SURABAYA, KOMPAS.com - “Pak, pisau cukur tiga dapat satu korek, sepuluh ribu saja,” kata seorang perempuan kepada setiap pengendara sepeda motor yang berhenti di Jalan Menganti atau laki-laki yang tengah nongkrong di warung pinggir jalan.
Perempuan yang tampak lincah bergerak itu bernama Prisma Wijayanti, 35 tahun, akrab dipanggil Risma.
Menariknya, ibu dari dua anak tersebut mengaku lulusan sarjana hukum dari Universitas Wijaya Putra.
Namun, Risma mengatakan, belum pernah bekerja sesuai dengan jurusan yang dipelajarinya sewaktu kuliah.
"Saya sarjana hukum, tapi sekarang ya saya kerja apa saja buat tutup kebutuhan rumah tangga,” katanya sambil tersenyum saat berbincang dengan Kompas.com, Jumat (5/12/2025).
Baca juga: Dulu Anak Panti Asuhan Kini Jadi Ibu bagi 10 Anak Asuh, Kisah Hidup Umi Fadilah
Risma menceritakan, dia pernah bekerja sebagai marketing di beberapa perusahaan dan bank saat masih kuliah. Setelah menikah, dia menjadi ibu rumah tangga.
Namun, Pandemi Covid-19 yang menghantam Indonesia pada tahun 2021, membuat Risma harus bekerja untuk membantu memenuhi kebutuhan keluarga.
Pasalnya, sang suami yang bekerja di Rumah Sakit (RS) Dr Soetomo berhenti bekerja karena khawatir anaknya yang masih kecil terpapar virus corona.
Menurut Risma, suaminya berganti profesi menjadi sopir taksi. Sedangkan dirinya mulai jadi pekerja borongan yang dikejar target.

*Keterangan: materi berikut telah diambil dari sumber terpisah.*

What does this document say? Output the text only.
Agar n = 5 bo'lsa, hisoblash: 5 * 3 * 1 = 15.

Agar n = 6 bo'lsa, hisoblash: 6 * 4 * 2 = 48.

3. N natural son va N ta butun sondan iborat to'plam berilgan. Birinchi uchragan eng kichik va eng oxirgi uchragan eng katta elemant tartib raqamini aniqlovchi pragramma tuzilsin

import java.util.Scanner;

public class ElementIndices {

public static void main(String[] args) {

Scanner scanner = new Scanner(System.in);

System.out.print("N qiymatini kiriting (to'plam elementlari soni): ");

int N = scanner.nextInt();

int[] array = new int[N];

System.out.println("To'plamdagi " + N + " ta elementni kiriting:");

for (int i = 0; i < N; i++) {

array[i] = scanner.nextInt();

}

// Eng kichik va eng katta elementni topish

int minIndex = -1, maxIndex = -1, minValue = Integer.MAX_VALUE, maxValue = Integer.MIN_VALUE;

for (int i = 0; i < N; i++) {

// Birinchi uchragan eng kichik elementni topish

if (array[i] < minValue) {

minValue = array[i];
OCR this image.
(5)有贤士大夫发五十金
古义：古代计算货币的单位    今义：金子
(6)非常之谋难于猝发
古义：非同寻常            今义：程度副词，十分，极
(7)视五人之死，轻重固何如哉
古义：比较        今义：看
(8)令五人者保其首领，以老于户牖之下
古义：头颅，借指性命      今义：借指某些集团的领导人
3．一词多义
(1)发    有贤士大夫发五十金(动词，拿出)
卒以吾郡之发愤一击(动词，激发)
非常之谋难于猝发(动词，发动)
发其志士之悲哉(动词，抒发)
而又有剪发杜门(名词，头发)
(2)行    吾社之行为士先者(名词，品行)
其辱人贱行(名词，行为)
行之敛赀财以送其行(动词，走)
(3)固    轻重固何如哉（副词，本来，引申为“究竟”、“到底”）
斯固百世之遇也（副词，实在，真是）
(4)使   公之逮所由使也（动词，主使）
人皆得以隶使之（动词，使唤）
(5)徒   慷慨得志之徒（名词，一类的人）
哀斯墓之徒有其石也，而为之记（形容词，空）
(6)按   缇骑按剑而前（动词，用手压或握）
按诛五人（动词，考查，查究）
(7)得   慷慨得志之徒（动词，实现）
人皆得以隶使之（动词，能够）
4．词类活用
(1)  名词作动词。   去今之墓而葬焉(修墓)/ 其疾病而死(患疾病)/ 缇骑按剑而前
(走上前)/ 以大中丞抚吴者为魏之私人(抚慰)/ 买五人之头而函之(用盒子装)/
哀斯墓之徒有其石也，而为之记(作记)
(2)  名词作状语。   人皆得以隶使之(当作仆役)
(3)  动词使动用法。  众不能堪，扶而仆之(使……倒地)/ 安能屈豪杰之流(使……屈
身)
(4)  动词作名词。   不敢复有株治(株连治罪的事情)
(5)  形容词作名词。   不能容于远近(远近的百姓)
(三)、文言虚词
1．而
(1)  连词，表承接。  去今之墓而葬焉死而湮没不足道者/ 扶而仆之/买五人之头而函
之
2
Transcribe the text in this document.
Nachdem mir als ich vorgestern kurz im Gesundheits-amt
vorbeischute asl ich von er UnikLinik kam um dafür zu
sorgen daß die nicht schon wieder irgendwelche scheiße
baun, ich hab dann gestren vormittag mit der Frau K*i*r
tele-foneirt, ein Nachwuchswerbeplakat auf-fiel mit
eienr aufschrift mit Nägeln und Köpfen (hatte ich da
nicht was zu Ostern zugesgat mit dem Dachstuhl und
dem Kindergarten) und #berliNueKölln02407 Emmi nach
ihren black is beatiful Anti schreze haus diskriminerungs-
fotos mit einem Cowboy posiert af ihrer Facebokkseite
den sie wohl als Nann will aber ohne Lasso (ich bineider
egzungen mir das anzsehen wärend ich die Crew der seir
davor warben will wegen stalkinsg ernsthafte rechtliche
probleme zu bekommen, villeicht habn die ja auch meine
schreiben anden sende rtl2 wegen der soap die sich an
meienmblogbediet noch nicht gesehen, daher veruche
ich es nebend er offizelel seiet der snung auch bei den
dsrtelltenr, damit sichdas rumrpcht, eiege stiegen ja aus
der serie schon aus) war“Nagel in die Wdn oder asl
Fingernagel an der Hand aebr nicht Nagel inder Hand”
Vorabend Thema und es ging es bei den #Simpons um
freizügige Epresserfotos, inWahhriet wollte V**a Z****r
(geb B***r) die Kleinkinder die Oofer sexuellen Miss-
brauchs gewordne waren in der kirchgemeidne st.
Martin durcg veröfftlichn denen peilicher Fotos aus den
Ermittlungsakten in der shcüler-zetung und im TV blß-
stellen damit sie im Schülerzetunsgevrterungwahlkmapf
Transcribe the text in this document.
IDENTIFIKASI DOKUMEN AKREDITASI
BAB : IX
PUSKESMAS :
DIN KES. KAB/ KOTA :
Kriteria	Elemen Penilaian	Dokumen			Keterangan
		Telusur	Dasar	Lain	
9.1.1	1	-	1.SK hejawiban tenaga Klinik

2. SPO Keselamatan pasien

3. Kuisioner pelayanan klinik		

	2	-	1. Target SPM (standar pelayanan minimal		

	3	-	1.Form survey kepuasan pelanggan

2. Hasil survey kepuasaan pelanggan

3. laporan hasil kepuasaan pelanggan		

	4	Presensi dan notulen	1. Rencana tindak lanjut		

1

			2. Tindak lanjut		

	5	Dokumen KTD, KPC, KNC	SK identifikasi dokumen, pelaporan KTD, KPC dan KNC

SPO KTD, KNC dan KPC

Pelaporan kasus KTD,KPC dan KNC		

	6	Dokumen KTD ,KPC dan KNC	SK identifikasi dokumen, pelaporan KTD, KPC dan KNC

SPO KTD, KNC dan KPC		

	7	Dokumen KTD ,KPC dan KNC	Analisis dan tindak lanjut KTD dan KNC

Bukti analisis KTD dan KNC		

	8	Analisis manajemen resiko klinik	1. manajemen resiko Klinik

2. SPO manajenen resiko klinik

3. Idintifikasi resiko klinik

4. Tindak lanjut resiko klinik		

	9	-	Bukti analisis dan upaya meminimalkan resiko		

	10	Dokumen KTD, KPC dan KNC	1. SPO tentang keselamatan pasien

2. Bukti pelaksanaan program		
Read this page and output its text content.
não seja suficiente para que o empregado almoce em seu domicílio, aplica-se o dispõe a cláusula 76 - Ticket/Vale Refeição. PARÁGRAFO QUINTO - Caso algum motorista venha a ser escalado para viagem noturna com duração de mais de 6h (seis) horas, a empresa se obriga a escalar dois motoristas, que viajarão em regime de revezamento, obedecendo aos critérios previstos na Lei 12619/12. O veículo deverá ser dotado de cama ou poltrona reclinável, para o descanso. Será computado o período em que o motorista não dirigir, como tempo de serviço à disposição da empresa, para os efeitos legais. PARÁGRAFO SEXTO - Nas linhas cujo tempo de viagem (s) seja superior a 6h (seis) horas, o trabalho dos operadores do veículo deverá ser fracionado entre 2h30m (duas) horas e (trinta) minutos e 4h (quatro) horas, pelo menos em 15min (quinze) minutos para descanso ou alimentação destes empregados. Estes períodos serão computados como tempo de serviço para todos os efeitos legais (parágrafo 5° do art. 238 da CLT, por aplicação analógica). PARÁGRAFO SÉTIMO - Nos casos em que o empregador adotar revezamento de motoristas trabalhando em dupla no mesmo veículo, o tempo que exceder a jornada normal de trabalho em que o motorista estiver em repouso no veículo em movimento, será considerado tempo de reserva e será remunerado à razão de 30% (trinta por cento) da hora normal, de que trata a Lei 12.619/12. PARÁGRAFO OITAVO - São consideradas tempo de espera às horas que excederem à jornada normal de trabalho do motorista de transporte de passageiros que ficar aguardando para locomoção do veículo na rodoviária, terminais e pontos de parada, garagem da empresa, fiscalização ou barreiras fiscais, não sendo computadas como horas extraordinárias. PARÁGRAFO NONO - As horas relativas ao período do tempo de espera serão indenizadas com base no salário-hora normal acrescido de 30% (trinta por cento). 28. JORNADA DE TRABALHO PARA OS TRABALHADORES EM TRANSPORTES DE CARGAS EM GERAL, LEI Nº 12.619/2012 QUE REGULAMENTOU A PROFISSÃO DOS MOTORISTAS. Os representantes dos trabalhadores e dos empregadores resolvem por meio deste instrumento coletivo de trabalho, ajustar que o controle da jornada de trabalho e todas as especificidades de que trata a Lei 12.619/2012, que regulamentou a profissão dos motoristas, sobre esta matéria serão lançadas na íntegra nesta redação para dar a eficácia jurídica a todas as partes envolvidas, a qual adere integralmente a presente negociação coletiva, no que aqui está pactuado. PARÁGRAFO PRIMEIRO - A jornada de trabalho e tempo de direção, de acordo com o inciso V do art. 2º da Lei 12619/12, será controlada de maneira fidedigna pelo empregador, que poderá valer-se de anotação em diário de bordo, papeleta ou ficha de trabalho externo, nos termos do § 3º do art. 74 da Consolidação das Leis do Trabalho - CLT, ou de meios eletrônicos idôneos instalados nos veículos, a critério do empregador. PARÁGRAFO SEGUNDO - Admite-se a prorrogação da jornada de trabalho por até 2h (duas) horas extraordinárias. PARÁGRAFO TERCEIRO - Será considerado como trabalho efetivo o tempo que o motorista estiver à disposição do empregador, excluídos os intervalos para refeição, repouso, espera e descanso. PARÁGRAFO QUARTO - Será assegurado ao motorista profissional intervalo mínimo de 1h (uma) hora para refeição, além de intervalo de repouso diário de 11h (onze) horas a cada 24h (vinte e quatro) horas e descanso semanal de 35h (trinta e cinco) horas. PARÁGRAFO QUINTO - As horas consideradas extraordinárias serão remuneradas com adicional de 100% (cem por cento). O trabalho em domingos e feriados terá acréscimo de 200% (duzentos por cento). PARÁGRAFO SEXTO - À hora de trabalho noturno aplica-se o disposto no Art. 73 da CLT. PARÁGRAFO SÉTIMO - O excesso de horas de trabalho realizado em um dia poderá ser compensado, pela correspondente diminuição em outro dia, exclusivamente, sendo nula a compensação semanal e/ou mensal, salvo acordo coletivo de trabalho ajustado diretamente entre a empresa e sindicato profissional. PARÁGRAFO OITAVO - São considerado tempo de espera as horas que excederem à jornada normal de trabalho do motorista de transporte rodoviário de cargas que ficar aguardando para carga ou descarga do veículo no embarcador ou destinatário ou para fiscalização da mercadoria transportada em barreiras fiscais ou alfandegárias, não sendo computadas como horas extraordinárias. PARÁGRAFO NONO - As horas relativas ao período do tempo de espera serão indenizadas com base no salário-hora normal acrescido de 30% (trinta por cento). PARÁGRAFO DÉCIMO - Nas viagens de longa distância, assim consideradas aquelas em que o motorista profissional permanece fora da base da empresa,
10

"Pendapatan suami kadang cukup, kadang kurang. Kekurangannya ya aku. Demi anak,” ucapnya dengan suaranya bergetar lalu mengusap mata dengan ujung hijabnya.
Namun, menjadi pekerja borongan tidak mudah bagi Risma. Dia kerap pulang malam untuk memenuhi target.
Setelah satu tahun, Risma akhirnya memilih untuk berjualan pisau cukur dan korek api secara mandiri dengan modal kecil dari agen.
Baca juga: 3 Generasi Penjaga Rasa, Kisah Nasi Cumi Ibu Atun di Pasar Atom Surabaya
Berjualan pisau cukur dan korek api bukanlah hal mudah karena penghasilannya tidak menentu. Tetapi, Risma tidak menyerah, dia selalu mengingat kedua anaknya di rumah.
Tidak sedikit pengendara yang ditawari pisau cukur menggeleng atau hanya tersenyum kecil. Belum lagi, dia harus berjuang melawan asap kendaraan dan teriknya matahari Surabaya saat siang hari.
“Namanya kerja, Mbak, kadang ramai, kadang sepi," ujar Risma dengan raut wajah tenang.